Assume f has a period of length l, approximately equal to sqrt(p). Retain the value at step 2k, and compare it to each subsequent value, until the next power of 2 is reached. Once 2k exceeds l, step 2k+l will have the same value mod p as step 2k. This is determined by subtracting the two values and running gcd with n, thus extracting the prime p.
In my implementation, I multiply 256 differences together, then run the gcd algorithm, since the latter is a bit expensive, and most of the time it yields a negative result. This small change causes the program to run almost twice as fast. Of course I may need to back up through these 256 steps if I find that the values are equal mod n, i.e. all primes have fallen into the same loop.
If the gcd goes from 1 to 0 in a single step, you need to start again with a new seed, or a new function f. I begin with x2+29879, seeded with 5, and adjust the constant term of the quadratic thereafter. This algorithm easily factors most 35 digit numbers on a standard home computer.
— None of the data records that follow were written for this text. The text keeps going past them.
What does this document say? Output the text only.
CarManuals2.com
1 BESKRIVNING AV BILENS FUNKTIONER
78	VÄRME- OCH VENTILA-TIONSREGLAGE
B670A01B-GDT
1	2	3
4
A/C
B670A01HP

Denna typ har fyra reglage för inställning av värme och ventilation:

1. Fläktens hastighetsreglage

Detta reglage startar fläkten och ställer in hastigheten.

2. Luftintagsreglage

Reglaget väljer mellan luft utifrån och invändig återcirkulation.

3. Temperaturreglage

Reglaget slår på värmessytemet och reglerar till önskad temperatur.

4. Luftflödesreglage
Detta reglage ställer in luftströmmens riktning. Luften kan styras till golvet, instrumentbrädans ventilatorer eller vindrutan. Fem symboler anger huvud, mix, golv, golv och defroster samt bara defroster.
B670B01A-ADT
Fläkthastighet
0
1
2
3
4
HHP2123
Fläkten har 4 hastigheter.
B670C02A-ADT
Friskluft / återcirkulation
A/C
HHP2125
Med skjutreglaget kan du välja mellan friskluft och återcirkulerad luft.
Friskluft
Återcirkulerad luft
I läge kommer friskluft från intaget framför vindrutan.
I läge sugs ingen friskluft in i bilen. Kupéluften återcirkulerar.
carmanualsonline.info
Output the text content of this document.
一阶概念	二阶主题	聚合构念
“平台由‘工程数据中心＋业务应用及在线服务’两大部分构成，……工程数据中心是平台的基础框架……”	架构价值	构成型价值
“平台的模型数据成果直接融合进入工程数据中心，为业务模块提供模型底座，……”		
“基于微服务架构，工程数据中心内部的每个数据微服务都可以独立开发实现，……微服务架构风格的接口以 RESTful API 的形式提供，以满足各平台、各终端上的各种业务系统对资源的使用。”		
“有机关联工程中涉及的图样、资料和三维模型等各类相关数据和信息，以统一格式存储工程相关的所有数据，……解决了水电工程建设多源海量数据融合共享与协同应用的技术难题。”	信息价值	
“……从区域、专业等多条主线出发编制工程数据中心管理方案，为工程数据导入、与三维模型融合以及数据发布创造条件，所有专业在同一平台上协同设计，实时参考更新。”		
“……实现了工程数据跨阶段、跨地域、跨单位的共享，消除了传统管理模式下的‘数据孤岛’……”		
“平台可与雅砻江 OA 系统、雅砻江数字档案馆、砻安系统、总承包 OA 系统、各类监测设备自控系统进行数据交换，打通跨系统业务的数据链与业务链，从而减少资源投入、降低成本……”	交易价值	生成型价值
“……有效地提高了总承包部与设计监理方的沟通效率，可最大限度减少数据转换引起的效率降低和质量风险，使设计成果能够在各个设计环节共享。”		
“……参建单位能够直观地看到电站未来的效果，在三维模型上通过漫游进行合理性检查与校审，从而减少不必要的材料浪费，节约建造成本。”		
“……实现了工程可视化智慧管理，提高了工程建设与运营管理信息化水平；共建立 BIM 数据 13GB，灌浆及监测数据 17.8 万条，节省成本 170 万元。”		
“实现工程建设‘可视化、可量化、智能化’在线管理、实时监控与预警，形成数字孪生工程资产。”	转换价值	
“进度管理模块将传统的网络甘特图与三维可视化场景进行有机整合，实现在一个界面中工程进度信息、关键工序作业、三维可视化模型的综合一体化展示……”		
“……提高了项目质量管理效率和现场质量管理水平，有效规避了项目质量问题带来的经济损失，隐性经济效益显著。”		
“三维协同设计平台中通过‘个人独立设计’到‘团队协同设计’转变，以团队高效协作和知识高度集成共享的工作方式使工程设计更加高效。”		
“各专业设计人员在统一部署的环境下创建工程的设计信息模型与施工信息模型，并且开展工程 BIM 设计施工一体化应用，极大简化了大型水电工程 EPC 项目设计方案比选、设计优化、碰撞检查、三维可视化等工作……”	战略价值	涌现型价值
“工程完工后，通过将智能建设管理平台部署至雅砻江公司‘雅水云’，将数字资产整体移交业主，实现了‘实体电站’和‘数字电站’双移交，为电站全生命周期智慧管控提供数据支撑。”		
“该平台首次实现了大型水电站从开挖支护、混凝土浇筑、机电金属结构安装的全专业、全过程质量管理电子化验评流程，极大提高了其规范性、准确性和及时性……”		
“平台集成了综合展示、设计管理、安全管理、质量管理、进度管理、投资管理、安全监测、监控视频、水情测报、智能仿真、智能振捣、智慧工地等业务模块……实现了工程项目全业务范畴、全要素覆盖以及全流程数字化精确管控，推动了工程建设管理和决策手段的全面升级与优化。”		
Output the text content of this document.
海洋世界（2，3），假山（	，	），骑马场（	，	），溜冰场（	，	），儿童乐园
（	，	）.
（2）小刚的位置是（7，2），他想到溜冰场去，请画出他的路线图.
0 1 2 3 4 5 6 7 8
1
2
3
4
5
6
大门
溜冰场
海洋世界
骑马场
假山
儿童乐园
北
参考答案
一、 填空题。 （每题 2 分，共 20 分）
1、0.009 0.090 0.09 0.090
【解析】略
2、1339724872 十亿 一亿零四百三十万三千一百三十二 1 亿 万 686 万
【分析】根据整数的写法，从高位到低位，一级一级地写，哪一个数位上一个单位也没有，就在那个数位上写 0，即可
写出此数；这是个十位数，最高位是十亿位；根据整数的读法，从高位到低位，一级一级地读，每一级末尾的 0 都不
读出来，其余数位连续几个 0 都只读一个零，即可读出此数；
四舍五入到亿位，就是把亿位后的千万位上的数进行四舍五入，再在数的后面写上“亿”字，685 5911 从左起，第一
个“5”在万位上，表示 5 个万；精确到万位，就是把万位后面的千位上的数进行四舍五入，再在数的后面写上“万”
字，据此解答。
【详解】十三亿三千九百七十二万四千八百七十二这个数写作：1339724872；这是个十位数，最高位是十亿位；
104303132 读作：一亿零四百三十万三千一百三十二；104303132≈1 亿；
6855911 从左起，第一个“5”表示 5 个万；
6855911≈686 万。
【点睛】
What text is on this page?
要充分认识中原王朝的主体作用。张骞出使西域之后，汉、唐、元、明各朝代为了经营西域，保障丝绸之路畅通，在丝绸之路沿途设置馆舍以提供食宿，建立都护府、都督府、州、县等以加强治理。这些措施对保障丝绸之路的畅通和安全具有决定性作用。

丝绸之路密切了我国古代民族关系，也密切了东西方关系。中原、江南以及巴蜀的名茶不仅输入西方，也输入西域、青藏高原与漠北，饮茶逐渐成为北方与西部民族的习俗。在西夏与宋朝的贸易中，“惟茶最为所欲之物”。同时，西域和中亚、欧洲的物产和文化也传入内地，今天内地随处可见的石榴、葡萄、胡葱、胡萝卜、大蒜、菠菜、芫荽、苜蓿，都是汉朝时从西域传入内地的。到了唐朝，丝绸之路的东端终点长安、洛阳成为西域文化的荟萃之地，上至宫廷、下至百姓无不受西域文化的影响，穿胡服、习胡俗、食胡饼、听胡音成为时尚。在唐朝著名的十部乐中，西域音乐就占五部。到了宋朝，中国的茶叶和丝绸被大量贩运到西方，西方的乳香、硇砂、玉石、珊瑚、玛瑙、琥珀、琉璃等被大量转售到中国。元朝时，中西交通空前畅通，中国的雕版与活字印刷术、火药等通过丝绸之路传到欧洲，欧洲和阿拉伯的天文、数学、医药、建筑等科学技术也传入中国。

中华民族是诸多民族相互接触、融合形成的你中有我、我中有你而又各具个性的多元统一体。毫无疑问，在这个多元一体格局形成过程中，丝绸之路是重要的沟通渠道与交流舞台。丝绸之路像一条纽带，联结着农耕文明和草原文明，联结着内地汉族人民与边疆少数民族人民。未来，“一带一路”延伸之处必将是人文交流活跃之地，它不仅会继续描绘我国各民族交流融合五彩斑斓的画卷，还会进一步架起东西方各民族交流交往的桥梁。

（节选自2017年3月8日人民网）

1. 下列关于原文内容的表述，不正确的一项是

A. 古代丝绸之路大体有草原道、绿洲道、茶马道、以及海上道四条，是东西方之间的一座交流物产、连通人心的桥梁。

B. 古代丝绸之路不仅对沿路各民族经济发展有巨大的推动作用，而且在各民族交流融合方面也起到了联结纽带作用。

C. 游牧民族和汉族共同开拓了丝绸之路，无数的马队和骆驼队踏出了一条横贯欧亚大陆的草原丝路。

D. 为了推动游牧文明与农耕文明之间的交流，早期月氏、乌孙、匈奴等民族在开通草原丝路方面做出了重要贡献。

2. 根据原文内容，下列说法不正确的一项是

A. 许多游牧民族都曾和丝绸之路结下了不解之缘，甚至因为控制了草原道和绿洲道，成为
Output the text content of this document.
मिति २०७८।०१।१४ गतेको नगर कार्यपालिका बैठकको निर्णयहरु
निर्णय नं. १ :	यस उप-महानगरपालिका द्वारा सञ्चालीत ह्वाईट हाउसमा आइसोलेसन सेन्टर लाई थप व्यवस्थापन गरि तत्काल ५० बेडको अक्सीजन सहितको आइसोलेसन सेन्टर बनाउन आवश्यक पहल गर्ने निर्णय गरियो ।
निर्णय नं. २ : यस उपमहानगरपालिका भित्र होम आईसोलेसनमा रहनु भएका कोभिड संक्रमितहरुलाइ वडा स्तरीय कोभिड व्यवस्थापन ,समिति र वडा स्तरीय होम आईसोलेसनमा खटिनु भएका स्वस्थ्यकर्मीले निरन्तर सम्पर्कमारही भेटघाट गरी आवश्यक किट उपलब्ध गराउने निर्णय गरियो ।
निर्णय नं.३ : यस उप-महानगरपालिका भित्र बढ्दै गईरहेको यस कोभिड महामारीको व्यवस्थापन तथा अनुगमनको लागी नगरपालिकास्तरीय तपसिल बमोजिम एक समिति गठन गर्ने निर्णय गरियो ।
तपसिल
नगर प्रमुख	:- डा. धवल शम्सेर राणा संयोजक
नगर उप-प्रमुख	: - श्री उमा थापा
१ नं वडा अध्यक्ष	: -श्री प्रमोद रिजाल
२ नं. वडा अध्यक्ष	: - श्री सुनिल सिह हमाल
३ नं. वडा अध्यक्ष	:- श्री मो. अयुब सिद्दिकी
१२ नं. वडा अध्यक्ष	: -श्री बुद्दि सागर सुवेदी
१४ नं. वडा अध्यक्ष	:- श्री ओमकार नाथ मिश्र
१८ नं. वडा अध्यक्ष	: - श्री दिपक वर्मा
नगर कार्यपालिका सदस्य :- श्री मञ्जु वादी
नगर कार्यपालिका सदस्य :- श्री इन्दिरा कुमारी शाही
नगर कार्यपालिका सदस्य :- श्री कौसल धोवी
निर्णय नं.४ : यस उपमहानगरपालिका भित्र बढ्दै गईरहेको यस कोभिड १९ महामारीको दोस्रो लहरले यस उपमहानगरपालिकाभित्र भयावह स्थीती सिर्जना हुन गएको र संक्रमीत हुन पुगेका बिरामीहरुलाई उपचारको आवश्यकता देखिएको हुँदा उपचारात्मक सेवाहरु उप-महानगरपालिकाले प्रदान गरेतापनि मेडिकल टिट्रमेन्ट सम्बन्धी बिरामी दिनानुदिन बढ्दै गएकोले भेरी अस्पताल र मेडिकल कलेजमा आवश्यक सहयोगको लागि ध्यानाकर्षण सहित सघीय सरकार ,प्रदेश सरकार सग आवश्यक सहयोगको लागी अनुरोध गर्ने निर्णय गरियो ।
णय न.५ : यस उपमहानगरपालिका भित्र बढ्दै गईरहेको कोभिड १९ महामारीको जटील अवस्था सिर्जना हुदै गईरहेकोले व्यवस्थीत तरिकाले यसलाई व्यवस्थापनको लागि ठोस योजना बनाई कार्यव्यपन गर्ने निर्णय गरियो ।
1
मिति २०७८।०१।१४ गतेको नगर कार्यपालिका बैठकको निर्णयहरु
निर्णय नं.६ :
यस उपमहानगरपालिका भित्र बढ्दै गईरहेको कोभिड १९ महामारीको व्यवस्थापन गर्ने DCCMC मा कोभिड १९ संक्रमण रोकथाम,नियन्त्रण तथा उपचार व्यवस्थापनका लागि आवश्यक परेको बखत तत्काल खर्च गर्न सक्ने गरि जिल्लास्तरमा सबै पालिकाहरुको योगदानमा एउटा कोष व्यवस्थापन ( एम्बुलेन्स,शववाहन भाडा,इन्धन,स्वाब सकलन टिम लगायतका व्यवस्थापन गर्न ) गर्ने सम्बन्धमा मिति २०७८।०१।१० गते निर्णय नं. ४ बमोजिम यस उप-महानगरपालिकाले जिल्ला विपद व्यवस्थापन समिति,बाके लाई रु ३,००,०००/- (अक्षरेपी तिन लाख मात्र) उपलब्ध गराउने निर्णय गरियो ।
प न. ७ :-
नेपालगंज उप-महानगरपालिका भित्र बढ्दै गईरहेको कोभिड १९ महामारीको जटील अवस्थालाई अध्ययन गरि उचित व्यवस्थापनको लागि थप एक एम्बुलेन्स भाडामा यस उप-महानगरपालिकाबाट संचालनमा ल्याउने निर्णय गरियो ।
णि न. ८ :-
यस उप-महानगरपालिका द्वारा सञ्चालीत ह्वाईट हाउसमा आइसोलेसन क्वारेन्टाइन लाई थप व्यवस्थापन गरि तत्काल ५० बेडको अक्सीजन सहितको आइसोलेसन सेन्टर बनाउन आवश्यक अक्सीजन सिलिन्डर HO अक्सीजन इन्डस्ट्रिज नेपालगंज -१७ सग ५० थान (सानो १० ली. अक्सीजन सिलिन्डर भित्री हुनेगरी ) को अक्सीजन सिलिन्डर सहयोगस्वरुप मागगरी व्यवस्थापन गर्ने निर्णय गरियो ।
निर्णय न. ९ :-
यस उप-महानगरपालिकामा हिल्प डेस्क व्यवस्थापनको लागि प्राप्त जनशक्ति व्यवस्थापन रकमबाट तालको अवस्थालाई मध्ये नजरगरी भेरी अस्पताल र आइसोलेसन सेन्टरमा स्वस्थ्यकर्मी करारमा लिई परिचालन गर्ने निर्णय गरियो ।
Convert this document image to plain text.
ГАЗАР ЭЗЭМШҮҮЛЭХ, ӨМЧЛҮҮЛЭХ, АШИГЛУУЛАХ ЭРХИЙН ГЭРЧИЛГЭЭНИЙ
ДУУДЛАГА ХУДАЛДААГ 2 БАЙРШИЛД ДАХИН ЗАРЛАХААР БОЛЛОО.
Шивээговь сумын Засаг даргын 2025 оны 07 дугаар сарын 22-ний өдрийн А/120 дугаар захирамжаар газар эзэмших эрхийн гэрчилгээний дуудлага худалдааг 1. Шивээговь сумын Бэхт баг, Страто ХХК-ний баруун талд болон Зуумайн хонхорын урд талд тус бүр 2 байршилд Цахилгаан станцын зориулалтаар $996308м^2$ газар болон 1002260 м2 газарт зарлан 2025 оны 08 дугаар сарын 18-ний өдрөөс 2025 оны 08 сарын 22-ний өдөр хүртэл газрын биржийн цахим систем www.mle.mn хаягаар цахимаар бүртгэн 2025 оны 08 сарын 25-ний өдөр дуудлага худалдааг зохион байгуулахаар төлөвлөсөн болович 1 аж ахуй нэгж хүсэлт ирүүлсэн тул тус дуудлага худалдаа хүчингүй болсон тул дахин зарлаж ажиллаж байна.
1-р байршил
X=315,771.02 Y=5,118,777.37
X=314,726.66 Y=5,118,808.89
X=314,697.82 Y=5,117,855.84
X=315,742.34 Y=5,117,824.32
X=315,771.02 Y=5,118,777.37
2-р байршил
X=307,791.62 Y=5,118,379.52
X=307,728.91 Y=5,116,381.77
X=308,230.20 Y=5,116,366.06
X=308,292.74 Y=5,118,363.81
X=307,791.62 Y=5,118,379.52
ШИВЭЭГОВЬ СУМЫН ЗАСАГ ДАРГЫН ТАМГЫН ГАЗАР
The running time is proportional to the square root of p, for the smallest p dividing n. I thought about some enhancements that might lead to the square root of q, where q is the largest prime dividing p-1. This is inspired by the p-1 test in the previous section. However, such an algorithm would be much more complicated, and q is often close to p in practice, so little would be gained.
The name "pollard rho" comes from the Greek letter rho, which looks like a circle with a tail. ρ The first few (million) values march along the tail and around the circle, until a value repeats, and then you are in a loop.